(Photo Montage by Gerald Slota)
By Ruben Castaneda
Sunday, December 30, 2007

I should've turned and walked away when Carrie didn't answer the door. But I was on a mission, and my judgment at the time was less than sound.

Carrie was a lithe, blond Arkansan with a sweet demeanor and prom-queen looks. Instead of her, I was greeted by a large man wearing a dirty white T-shirt and bluejeans. He had a wild, uncombed Afro.

"What you want?" His eyes were bloodshot. His expression was suspicious. He was north of 6 feet tall and well over 200 pounds.

I checked the number on the door. The building was on Ninth Street NW, in the Shaw neighborhood. Carrie had said she'd be in unit No. 32 -- the same number I was looking at. "Maybe I've got the wrong place," I recall replying. "I'm looking for Carrie."

The man's expression softened. "Oh, you a friend of Carrie's? Awright then. She's inside, in the bathroom. She'll be out in a minute. Come on in."
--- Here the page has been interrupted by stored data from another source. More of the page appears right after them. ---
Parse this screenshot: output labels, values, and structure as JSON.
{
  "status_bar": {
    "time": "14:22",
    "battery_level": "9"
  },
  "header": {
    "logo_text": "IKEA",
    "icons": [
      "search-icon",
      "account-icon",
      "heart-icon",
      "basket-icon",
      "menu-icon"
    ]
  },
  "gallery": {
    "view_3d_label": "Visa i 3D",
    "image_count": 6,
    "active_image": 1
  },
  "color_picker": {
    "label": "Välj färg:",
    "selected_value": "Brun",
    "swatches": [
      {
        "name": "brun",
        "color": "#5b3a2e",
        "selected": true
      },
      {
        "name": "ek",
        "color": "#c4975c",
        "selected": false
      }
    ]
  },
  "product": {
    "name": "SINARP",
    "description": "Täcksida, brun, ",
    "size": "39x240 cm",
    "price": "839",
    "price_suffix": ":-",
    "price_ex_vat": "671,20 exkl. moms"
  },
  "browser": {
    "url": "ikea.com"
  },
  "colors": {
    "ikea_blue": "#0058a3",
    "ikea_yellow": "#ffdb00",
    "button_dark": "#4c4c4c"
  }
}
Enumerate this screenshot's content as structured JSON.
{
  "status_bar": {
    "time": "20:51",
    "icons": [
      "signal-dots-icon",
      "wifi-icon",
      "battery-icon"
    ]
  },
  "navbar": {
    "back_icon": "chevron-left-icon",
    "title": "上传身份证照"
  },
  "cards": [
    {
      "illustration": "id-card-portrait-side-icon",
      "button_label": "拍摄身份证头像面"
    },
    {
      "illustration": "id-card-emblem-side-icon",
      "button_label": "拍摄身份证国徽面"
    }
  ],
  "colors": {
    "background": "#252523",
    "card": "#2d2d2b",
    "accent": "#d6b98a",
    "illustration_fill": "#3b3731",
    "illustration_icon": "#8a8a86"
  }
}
He stepped aside and waved his arm like a car salesman inviting a mark into the showroom. The apartment appeared empty, save for a desk against the near wall and a worn sofa in the living area. His invitation hung in the air like gun smoke. A distant voice in my consciousness advised me to retreat. On the other hand, his explanation was plausible. And it was two days before Thanksgiving 1991. A little celebration was in order.

I took a step forward.

With stunning quickness, the man grabbed me by my shirt collar, yanked me inside the apartment and slammed the door shut. Before I could react, he gripped me by both shoulders, seizing the epaulets on my trench coat, and pinned me against the door. He called out a man's name. An older, reed-thin guy emerged from behind the sofa.

Keeping his hands on me, the big man looked over his shoulder and cried out: "Get the thing! Get the thing!"

The thing -- a gun or a knife.

A gun would be quick. A knife could be torturous.

"You don't have to do this," I offered.